The DTaP was recommended by the U.S. Centers for Disease Control and Prevention in 1998 and includes five shots given to children starting at 2 months. The last booster is recommended between age 4 and 6.
No children who had received the DTP vaccine were included in this study, which compared three groups of children, aged 4 to 12, during the 2010 pertussis outbreak in California.
The study groups included 477 children who tested positive for pertussis, 3,318 children who tested negative for pertussis, and 6,086 children as controls for a comparison group.
They determined the risk of pertussis after receiving the fifth DTaP booster between 2006 and 2011.
They found that the pertussis part of the DTaP vaccine declined in effectiveness about 42 percent each year.
This means that each year after a child's fifth booster, the child's risk of contracting pertussis increased by 42 percent.
The amount of decrease in the vaccine's effectiveness depends on how effective the fifth booster shot was for the child.
For example, the researchers write, if the fifth DTaP booster had 95 percent effectiveness, that would have dropped to about 71 percent effectiveness five years later.
But an initial effectiveness of 90 percent translate to only 42 percent effectiveness five years later.
The authors note that past clinical trials of the DTaP "suggested that protection against pertussis was sustained 5 to 6 years after vaccination."
However, other studies have shown declines in effectiveness over time and the possibility of the vaccine not working at all eventually, which matched the findings in this study.
Because the 2010 outbreak had the highest number of cases among children aged 8 to 11 who had received all five DTaP shots, the researchers said it appears the decreasing effectiveness of the vaccine likely contributed to the continuation of the outbreak.
The authors therefore concluded that even though getting all five shots of the DTaP is important for children, more should be done to ensure they are effectively protected until they can get the TDaP shot.
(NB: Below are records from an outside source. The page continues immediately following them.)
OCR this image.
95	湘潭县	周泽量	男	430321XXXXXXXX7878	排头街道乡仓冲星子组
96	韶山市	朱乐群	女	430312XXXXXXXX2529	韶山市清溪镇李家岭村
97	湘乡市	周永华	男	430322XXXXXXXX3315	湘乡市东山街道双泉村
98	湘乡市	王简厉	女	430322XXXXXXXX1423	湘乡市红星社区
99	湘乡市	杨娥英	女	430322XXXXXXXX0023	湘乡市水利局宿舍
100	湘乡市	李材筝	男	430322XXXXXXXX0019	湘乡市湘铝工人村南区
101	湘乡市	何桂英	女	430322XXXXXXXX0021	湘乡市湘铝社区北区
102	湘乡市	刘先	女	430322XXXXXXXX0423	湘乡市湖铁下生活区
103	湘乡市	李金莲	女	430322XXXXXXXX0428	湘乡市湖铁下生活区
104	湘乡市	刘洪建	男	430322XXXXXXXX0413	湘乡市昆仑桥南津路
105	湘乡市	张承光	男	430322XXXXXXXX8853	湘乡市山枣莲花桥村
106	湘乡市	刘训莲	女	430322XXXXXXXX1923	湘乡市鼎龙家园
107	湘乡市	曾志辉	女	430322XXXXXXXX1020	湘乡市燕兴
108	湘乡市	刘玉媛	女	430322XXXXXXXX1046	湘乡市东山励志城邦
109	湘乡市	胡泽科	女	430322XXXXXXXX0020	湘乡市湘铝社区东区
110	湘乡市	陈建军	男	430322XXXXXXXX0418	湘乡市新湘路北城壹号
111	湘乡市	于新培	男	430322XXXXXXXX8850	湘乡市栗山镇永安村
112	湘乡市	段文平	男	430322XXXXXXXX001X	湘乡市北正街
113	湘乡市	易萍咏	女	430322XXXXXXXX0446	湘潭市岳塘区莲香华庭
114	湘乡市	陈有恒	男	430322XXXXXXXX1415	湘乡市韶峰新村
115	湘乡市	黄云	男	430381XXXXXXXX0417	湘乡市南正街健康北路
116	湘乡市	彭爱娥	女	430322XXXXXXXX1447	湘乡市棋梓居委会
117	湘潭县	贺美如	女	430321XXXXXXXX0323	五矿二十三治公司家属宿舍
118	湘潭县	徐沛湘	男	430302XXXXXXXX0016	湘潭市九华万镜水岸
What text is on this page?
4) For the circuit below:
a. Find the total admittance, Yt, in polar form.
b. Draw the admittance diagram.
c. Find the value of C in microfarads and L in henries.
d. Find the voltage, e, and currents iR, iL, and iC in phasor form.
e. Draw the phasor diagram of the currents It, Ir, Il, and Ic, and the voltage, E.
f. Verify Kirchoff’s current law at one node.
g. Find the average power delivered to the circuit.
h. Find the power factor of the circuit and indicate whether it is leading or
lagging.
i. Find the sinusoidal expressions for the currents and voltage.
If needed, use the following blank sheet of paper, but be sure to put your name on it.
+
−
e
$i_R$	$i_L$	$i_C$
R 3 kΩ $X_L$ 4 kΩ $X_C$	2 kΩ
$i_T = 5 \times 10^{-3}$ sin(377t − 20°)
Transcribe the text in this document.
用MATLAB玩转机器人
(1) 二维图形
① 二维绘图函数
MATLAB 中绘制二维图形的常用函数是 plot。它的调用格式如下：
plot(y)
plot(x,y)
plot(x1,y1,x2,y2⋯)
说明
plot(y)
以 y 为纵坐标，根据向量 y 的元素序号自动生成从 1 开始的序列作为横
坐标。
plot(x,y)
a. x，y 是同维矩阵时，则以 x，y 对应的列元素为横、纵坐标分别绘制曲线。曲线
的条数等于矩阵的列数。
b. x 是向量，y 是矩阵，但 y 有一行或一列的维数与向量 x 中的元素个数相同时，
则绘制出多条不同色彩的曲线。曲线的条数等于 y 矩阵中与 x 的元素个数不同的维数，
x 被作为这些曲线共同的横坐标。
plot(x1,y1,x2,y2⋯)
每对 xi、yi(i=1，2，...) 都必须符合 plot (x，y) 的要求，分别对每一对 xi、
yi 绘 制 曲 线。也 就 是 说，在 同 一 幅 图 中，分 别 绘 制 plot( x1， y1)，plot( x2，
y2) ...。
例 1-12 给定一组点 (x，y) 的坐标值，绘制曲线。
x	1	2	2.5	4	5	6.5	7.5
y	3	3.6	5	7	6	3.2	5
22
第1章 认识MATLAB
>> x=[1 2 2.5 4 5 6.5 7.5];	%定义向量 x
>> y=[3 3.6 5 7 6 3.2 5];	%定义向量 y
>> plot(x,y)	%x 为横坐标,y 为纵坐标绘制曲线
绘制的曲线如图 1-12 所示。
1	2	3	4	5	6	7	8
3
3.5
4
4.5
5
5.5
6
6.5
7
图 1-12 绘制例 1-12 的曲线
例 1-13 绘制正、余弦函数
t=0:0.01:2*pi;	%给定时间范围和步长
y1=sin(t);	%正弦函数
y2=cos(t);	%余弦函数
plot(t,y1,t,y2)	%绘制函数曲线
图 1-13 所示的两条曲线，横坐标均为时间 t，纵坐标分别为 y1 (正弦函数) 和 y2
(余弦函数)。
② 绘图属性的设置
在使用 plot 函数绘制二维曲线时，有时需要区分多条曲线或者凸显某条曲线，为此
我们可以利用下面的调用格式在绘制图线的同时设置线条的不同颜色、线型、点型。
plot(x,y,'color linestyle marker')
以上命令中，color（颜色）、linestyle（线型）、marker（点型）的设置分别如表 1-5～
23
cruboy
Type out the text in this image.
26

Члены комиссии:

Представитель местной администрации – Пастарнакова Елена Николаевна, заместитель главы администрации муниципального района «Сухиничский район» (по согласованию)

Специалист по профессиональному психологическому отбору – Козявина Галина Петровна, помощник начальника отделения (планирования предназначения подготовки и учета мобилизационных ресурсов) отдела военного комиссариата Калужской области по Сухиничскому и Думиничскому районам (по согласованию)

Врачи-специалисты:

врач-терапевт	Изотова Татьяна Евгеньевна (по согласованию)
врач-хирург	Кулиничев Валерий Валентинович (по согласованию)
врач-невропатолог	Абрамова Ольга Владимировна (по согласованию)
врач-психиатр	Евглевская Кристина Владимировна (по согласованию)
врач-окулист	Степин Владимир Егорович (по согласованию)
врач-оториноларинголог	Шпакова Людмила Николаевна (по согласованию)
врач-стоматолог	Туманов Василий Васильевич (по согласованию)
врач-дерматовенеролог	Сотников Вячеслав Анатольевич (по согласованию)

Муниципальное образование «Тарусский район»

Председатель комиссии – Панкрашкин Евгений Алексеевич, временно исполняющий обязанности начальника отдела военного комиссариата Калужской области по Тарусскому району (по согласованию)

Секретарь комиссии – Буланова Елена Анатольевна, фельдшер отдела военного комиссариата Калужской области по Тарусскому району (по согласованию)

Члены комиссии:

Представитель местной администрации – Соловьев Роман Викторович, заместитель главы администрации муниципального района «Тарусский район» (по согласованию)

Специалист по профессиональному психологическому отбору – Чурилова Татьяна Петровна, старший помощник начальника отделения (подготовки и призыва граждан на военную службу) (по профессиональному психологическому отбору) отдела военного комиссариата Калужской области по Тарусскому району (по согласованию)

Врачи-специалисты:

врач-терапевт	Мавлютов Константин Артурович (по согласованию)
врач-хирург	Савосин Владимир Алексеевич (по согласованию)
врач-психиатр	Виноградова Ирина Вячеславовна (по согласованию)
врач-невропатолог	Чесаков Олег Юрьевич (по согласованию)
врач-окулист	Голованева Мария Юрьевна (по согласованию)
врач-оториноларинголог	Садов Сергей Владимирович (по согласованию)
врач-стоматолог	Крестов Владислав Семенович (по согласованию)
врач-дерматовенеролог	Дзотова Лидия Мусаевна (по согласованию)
The TDaP is the adult pertussis vaccine.
"Our findings highlight the need to develop new pertussis-containing vaccines that will provide long-lasting immunity," they wrote.
The study was published September 12 in the New England Journal of Medicine. The research was funded by the Kaiser Permanente Vaccine Study Center.
Dr. Klein and another co-author have received grant support from pharmaceutical companies Sanofi Pasteur, GlaxoSmithKline, Novartis, Merck and Pfizer. No other authors reported competing interests.